تهيه و ارزيابي قرصهاي چند واحدي ديكلوفناك سديم بروش اكستروژن و اسفرونايزيشن

Preparation and evaluation of diclofenac sodium multiparticulate tablets by extrusion-spheronization

Objectives: One of the most popular oral drug delivery systems is the multiparticulate tablets such as compacted pellets which their benefits over single unit dosage forms have been widely studied. One challenge in the production of such tablets is maintaining the desired drug release after compaction, as the application of compaction force can damage the pellets and alter the drug release. The aim of this study was to design diclofenac sodium multiparticulate tablets which upon oral ingestion rapidly disintegrate into comprising pellets. Methods: In the present work pellet formulations containing 10, 20, and 30% diclofenac sodium and 20, 40 and 60% of Eudragit RS PO:RL PO (I: I) were studied and manufactured based on full factorial design and using the extrusion-spheronization.
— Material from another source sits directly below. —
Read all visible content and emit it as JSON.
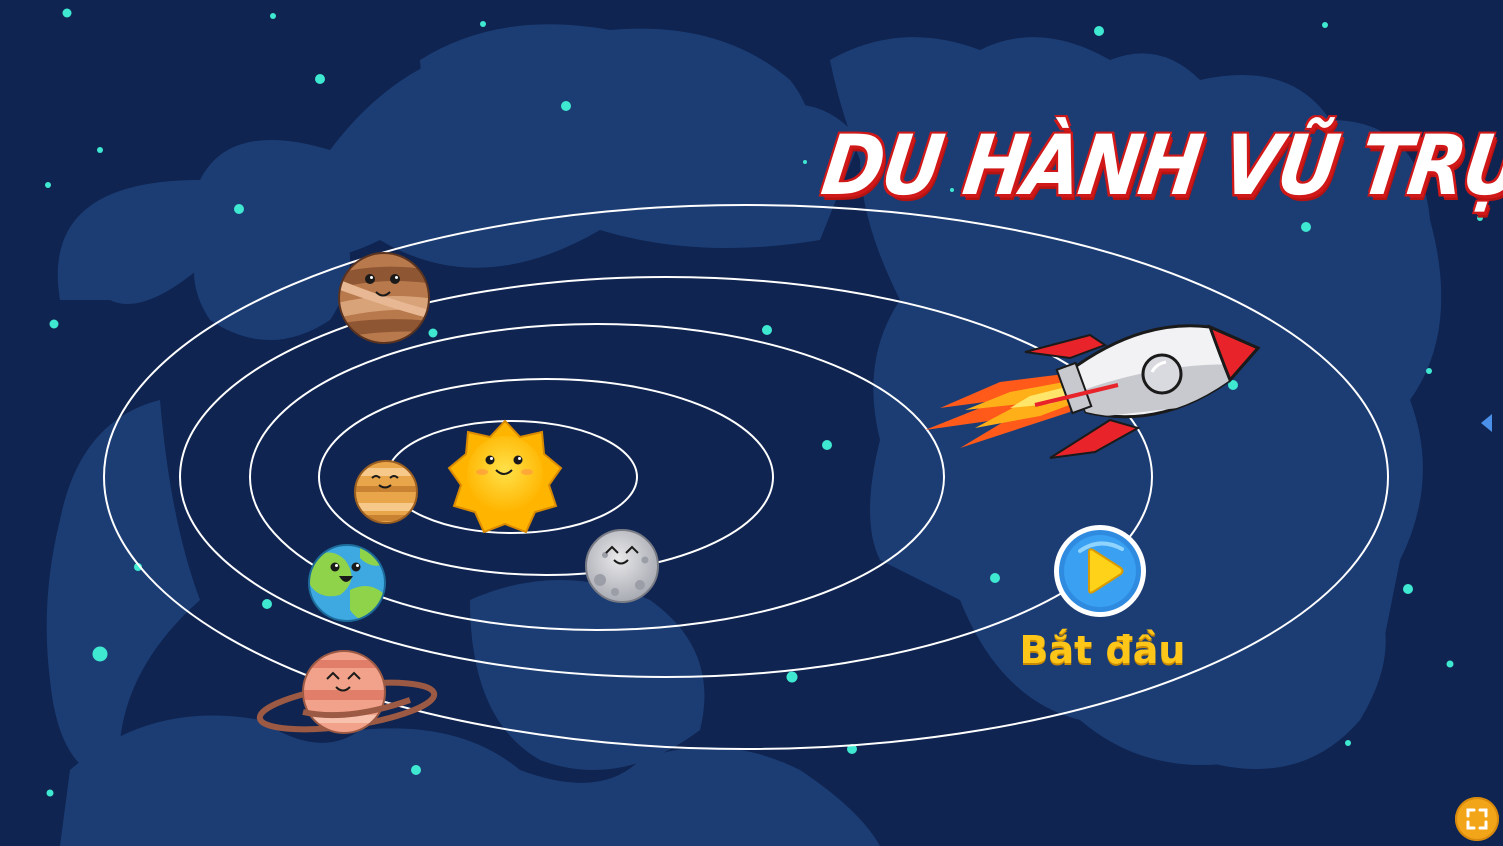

Detailed consideration was given to the effect of formulation variables on the physical and release properties of pellets. The effect of curing on the pellet properties also was studied. Results: Increase in amount of drug in both uncured and cured pellets led to decrease in MDT, whereas increasing amount ofeudragit in uncured pellets had no considerable effect on drug release but in cured pellets, specially at lower amounts ofdrug, led to increase in MDT or decrease in drug release rate. Tablets containing 60% pellets and 40% filler blend with acceptable hardness and disintegration time have been produced. Conclusion: Results showed that no apparent damage to the pellets has occurred as a result of the compaction process. Intact pellets were rapidly released from single unit dosage form upon contact with dissolution medium.